Mary came into the kitchen. “You’ve had a
haircut,” she said. She identifies any strangeness in me as a fever
or a haircut.
“No, pin curl, I have not.”
“Well, I’ve been going like spit to get the
house ready.”
“Ready?”
“I told you, Margie’s coming for dinner.”
“I know, but why all the festive
hurly-burly?”
“We haven’t had a dinner guest in ages.”
“That’s true. That’s really true.”
“Are you going to put on your dark suit?”
“No, Old Dobbin, my decent gray.”
“Why not the dark?”
“Don’t want to spoil the press for church
tomorrow.”
“I can press it tomorrow morning.”
“I’ll wear Old Dobbin, as sweet a suit as you’ll
find in the county.”
“Children,” she called, “don’t you touch
anything! I’ve put out the nut dishes. You don’t want to wear the
dark?”
“No.”
“Margie will be dressed to the nines.”
“Margie likes Old Dobbin.”
“How do you know?”
“She told me.”
“She did not.”
“Wrote a letter to the paper about it.”
“Be serious. You are
going to be nice to her?”
“I’m going to make love to her.”
“I’d think you’d like to wear the dark—with her
coming.”
“Look, flower girl, when I came in, I didn’t
give a damn what I wore or nothing. In two short moments you have
made it impossible for me to wear anything but Old Dobbin.”
“Just to be mean?”
“Sure.”
“Oh!” she said in the same tone Allen had
used.
“What’s for dinner? I want to wear a tie to
match the meat.”
“Roast chicken. Can’t you smell it?”
“Guess I can. Mary—I—” But I didn’t go on. Why
do it? You can’t buck a national instinct. She’d been to the
Chicken Bargain Day at the Safe Rite Store. Cheaper than Marullo’s.

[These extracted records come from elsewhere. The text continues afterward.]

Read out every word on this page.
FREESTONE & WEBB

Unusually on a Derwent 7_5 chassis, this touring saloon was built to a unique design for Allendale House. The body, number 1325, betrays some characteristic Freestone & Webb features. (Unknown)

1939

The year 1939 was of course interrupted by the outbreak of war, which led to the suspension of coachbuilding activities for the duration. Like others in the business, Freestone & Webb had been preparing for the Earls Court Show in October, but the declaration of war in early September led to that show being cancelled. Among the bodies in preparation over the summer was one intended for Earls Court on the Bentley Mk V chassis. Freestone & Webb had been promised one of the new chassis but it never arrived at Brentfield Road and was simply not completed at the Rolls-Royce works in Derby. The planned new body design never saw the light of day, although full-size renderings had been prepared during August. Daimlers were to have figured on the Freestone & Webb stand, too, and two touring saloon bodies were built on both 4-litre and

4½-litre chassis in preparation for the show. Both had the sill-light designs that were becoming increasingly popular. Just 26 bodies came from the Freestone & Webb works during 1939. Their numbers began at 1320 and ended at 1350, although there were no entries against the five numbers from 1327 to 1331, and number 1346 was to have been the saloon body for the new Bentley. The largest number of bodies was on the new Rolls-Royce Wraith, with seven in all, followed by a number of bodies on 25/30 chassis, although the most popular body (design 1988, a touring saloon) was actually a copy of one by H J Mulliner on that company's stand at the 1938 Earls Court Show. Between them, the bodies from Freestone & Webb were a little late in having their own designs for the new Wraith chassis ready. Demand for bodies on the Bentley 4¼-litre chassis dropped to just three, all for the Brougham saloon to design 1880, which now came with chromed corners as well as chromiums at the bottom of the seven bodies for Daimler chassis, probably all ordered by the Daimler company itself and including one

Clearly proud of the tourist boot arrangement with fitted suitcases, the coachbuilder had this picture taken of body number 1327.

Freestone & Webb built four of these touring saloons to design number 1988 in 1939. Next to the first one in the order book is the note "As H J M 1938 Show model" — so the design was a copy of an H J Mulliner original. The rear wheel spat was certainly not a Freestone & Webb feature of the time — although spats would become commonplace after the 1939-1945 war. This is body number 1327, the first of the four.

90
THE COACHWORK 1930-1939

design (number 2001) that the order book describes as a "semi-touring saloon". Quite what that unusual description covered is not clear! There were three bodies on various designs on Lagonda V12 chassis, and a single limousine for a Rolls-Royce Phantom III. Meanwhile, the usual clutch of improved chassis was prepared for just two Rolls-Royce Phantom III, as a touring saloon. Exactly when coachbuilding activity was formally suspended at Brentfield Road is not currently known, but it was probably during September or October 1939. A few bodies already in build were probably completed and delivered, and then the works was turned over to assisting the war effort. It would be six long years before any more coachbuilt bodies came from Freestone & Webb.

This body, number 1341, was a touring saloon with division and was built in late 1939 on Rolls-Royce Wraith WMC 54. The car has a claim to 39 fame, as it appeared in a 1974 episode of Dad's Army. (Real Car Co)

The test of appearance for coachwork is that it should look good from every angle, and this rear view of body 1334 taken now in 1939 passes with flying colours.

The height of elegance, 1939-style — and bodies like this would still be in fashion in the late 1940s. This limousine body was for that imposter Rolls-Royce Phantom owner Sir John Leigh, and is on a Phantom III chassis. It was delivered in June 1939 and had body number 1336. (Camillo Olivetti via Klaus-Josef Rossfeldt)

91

Of course I got them wholesale and I have explained to Mary the
come-on bargains at the chain stores. The bargain draws you in and
you pick up a dozen other things that aren’t bargains just because
they’re under your hand. Everyone knows it and everyone does
it.
My lecture to Mary Manyflowers died afoaling.

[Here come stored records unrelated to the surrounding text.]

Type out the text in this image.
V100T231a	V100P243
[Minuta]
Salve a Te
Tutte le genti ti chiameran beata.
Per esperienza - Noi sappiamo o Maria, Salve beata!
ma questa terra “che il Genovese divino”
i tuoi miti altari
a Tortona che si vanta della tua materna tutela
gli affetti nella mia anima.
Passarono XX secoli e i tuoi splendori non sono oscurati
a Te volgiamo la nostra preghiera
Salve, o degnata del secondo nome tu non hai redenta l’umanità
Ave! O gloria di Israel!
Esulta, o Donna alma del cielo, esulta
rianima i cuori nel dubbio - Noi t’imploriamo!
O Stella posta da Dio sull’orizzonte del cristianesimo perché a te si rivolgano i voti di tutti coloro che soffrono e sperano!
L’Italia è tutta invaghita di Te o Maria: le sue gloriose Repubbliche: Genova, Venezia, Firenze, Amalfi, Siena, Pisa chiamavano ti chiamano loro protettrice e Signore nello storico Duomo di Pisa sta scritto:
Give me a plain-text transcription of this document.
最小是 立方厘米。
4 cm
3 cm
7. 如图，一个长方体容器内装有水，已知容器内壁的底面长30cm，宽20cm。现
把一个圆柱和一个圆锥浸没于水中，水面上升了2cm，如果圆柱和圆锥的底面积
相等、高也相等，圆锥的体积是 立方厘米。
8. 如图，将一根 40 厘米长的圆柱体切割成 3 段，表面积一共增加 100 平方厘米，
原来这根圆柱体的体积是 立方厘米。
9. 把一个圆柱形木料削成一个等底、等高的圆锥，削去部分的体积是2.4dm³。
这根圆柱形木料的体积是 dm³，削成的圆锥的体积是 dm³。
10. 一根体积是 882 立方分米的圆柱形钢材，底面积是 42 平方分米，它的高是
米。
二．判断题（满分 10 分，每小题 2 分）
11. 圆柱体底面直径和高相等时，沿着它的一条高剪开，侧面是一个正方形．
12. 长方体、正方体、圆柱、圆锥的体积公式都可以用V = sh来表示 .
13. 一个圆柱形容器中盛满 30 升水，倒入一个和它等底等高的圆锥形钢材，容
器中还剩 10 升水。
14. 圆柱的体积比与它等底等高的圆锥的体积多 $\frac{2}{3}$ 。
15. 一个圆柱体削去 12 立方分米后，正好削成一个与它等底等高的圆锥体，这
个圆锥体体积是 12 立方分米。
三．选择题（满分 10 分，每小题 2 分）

The New Ethan Allen Hawley goes along with the national follies and
uses them when he can.
Mary said, “I hope you don’t think I was
disloyal.”
“My darling, what can be virtuous or sinful
about a chicken?”
“It was awful cheap.”
“I think you did the wise—the wifely
thing.”
“You’re making fun.”
Allen was in my bedroom waiting for me. “Can I
look at your Knight Templar sword?”
“Sure. It’s in the corner of the closet.”
He knew perfectly well where it was. While I
skinned off my clothes, he got it out of the leather case and
unsheathed it and held the shiny plated blade up in the light and
looked at his noble posture in the mirror.
“How’s the essay going?”
“Huh?”
“Don’t you mean, ‘I beg your pardon,
sir’?”
“Yes, sir.”
“I said, how’s the essay?”
“Oh! Fine.”
“You going to do it?”
“Sure.”
“Sure?”
“Sure, sir.”
“You can look at the hat, too. In that big
leather case on the shelf. Feather’s kind of yellowy.”

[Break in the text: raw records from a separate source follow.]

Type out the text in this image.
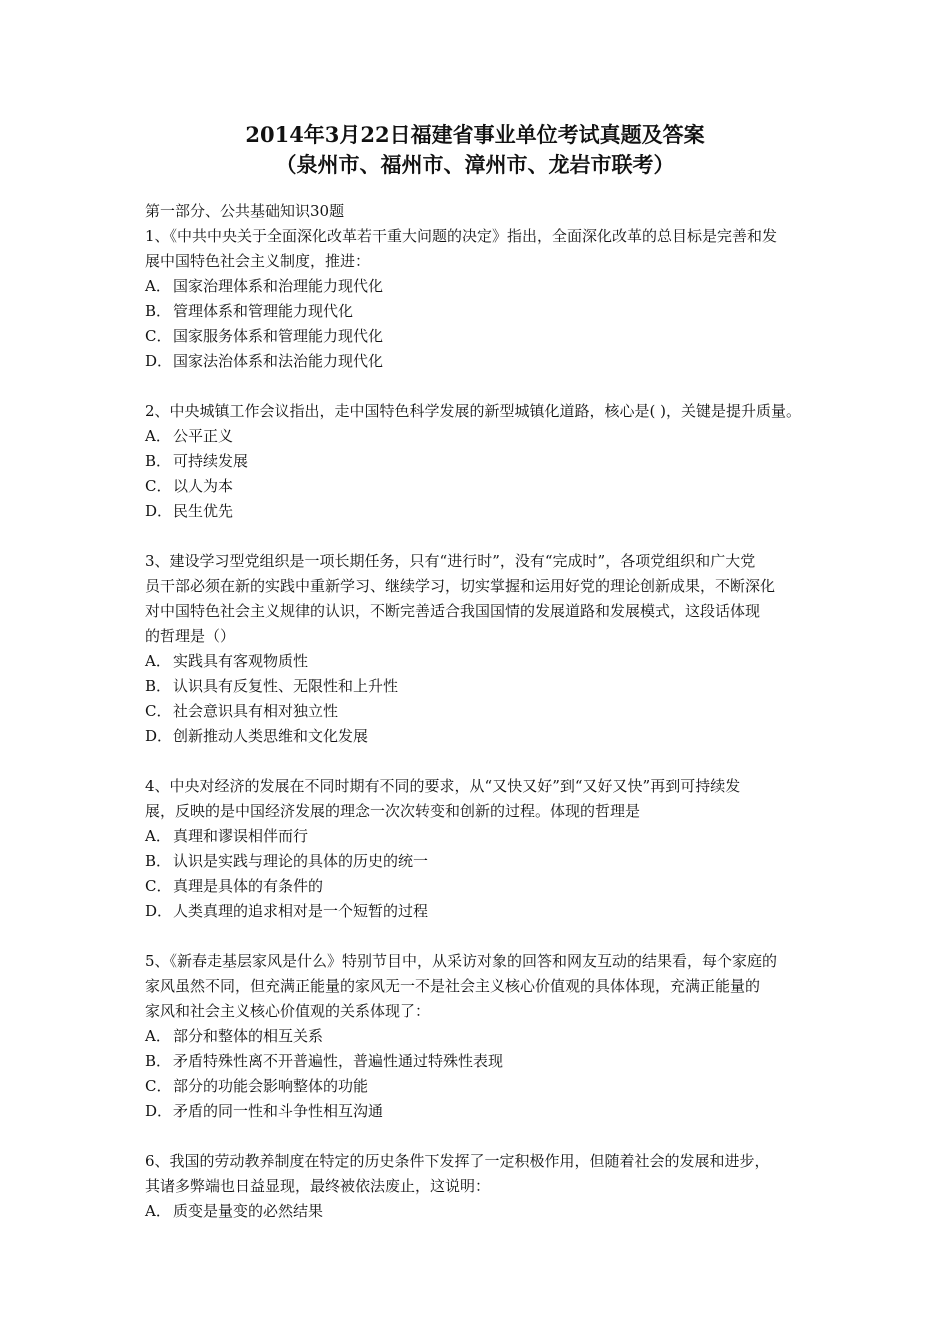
2014年3月22日福建省事业单位考试真题及答案
（泉州市、福州市、漳州市、龙岩市联考）
第一部分、公共基础知识30题
1、《中共中央关于全面深化改革若干重大问题的决定》指出，全面深化改革的总目标是完善和发
展中国特色社会主义制度，推进：
A． 国家治理体系和治理能力现代化
B． 管理体系和管理能力现代化
C． 国家服务体系和管理能力现代化
D．国家法治体系和法治能力现代化
2、中央城镇工作会议指出，走中国特色科学发展的新型城镇化道路，核心是( )，关键是提升质量。
A． 公平正义
B． 可持续发展
C． 以人为本
D．民生优先
3、建设学习型党组织是一项长期任务，只有“进行时”，没有“完成时”，各项党组织和广大党
员干部必须在新的实践中重新学习、继续学习，切实掌握和运用好党的理论创新成果，不断深化
对中国特色社会主义规律的认识，不断完善适合我国国情的发展道路和发展模式，这段话体现
的哲理是（）
A． 实践具有客观物质性
B． 认识具有反复性、无限性和上升性
C． 社会意识具有相对独立性
D．创新推动人类思维和文化发展
4、中央对经济的发展在不同时期有不同的要求，从“又快又好”到“又好又快”再到可持续发
展，反映的是中国经济发展的理念一次次转变和创新的过程。体现的哲理是
A． 真理和谬误相伴而行
B． 认识是实践与理论的具体的历史的统一
C． 真理是具体的有条件的
D．人类真理的追求相对是一个短暂的过程
5、《新春走基层家风是什么》特别节目中，从采访对象的回答和网友互动的结果看，每个家庭的
家风虽然不同，但充满正能量的家风无一不是社会主义核心价值观的具体体现，充满正能量的
家风和社会主义核心价值观的关系体现了：
A． 部分和整体的相互关系
B． 矛盾特殊性离不开普遍性，普遍性通过特殊性表现
C． 部分的功能会影响整体的功能
D．矛盾的同一性和斗争性相互沟通
6、我国的劳动教养制度在特定的历史条件下发挥了一定积极作用，但随着社会的发展和进步，
其诸多弊端也日益显现，最终被依法废止，这说明：
A． 质变是量变的必然结果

I got in the big old wide-bottomed tub with the
lion’s feet. They made them big enough to luxuriate in in those
days. I scrubbed Marullo and the whole day off my skin with a brush
and I shaved in the tub without looking, feeling for the whiskers
with my fingertips. Everyone would agree that’s pretty Roman and
decadent. While I combed my hair, I looked in the mirror. I hadn’t
seen my face in a long time. It’s quite possible to shave every day
and never really to see your face, particularly if you don’t care
much for it. Beauty is only skin deep, and also beauty must come
from inside. It better be the second if I was to get anywhere. It
isn’t that I have an ugly face. To me, it just isn’t interesting. I
made a few expressions and gave it up. They weren’t noble or
menacing or proud or funny. It was just the same damn face making
faces.
When I came back to the bedroom, Allen had the
plumed Knight Templar hat on, and if it makes me look that silly I
must resign. The leather hatbox was open on the floor. It has a
supportmade of velvet-covered cardboard like an upside-down
porridge bowl.
“I wonder if they can bleach that ostrich plume
or do I have to get a new one?”
“If you get a new one, can I have this?”
“Why not? Where’s Ellen? I haven’t heard her
young screechy voice.”
“She’s writing on her I Love America
essay.”
“And you?”
“I’m thinking about it. Will you bring some
Peeks home?”
“I’ll probably forget it. Why don’t you drop in
at the store and pick it up someday?”
“Okay. Mind if I ask something—sir?”
“I’d be flattered.”
“Did we use to own all High Street for two
blocks?”
“We did.”
“And did we have whaling ships?”
“Yep.”
“Well, why don’t we now?”
“We lost them.”
“How come?”
“Just up and lost them.”
“That’s a joke.”
“It’s a pretty darned serious joke, if you
dissect it.”
“We’re dissecting a frog at school.”
“Good for you. Not so good for the frog. Which
of these beauty-ties shall I wear?”
“The blue one,” he said without interest. “Say,
when you get dressed can you—have you got time to come up in the
attic?”
“I’ll make time if it’s important.”
“Will you come?”
“I will.”
“All right. I’ll go up now and turn on the
light.”
“Be with you in a couple of tie-tying
moments.”
His footsteps sounded hollowly on the uncarpeted
attic stairs.
If I think about it while I tie a bow, the tie
has a rotating tendency, but if I let my fingers take their own
way, they do it perfectly. I commissioned my fingers and thought
about the attic of the old Hawley house, my house, my attic. It is
not a dark and spidery prison for the broken and the abandoned. It
has windows with small panes so old that the light comes through
lavender and the outside is wavery—like a world seen through water.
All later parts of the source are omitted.